The financial implications of this trend are evident. According to Reserve Bank of India data, aggregate expenditure on subsidies and welfare transfers has risen steadily, with estimates placing such spending at close to 2% of GDP. At the state level, debt-to-GSDP ratios remain elevated — Tamil Nadu’s public debt exceeds 25% of GSDP, Kerala’s has, at its peak, crossed the mid-30% range, and West Bengal’s is around the high-30% mark.

While these figures do not indicate immediate fiscal distress, they constrain future policy choices and reduce the capacity of states to respond to economic shocks. Election-linked commitments, once embedded, further limit fiscal flexibility.

Such fiscal illusion also obscures opportunity costs. Resources allocated to immediate transfers are, by definition, resources unavailable for long-term institutional investment. The justice delivery system illustrates this trade-off clearly. Repeated rounds of litigation in Madras Bar Association versus Union of India (most recently decided in November 2025) have drawn attention to the structural consequences of what is otherwise referred to as ‘tribunalisation of justice’, including persistent vacancies in key adjudicatory bodies such as the National Company Law Tribunal and the Income Tax Appellate Tribunal. In recent years, nearly one-third of the sanctioned positions in several NCLT benches remained vacant. These shortages, contributing to growing backlogs, extended resolution timelines and reduced recovery efficiency under the Insolvency and Bankruptcy Code, 2016.

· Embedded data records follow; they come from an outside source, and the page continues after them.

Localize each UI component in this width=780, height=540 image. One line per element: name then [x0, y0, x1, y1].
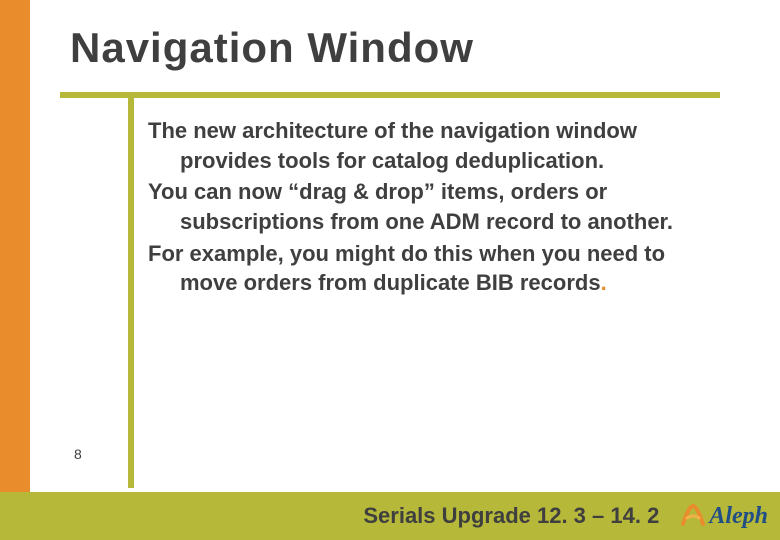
body-text: The new architecture of the navigation w…	[148, 116, 720, 300]
vertical-rule	[128, 92, 134, 488]
left-accent-bar	[0, 0, 30, 540]
paragraph-1: The new architecture of the navigation w…	[148, 116, 720, 175]
slide: Navigation Window The new architecture o…	[0, 0, 780, 540]
aleph-logo-text: Aleph	[709, 503, 768, 530]
paragraph-2: You can now “drag & drop” items, orders …	[148, 177, 720, 236]
slide-title: Navigation Window	[70, 24, 474, 72]
paragraph-3: For example, you might do this when you …	[148, 239, 720, 298]
footer-bar: Serials Upgrade 12. 3 – 14. 2 Aleph	[0, 492, 780, 540]
footer-title: Serials Upgrade 12. 3 – 14. 2	[363, 503, 659, 529]
paragraph-3-dot: .	[601, 270, 607, 295]
horizontal-rule	[60, 92, 720, 98]
aleph-logo: Aleph	[679, 502, 768, 530]
aleph-logo-icon	[679, 502, 707, 530]
page-number: 8	[74, 446, 82, 462]
paragraph-3-text: For example, you might do this when you …	[148, 241, 665, 296]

Delays in insolvency resolution impose tangible economic costs. As of March 2025, average resolution time far exceeded the statutory limit of 330 days, with creditor haircuts still around 60-70%. Data from the Insolvency and Bankruptcy Board of India show that adjudicatory vacancies and procedural bottlenecks further contribute to erosion in asset value in prolonged cases. Correcting these structural weaknesses requires sustained fiscal investment for which budgetary space could otherwise be available if not crowded out by expanding election-linked welfare commitments.

The continued pendency of S. Subramaniam Balaji has consequences for constitutional interpretation rather than for policy preference. In the absence of authoritative guidance, electoral competition operates in a space of normative uncertainty where the boundaries among permissible welfare, electoral inducement and fiscal responsibility remain indistinct.

It is nobody’s case that the Supreme Court must sit in judgment over the wisdom or desirability of welfare measures adopted by elected governments. Nor is the plea that social assistance schemes as such fall foul of constitutional discipline. The limited submission is more modest: that the larger bench clarify the parameters (temporal, fiscal and structural) within which electoral promises funded from public resources may legitimately operate and delineate the respective roles of legislatures, the Election Commission of India and oversight institutions. Such clarification would not constrain democratic choice, but would lend coherence and neutrality of constitutional governance in a federal setup.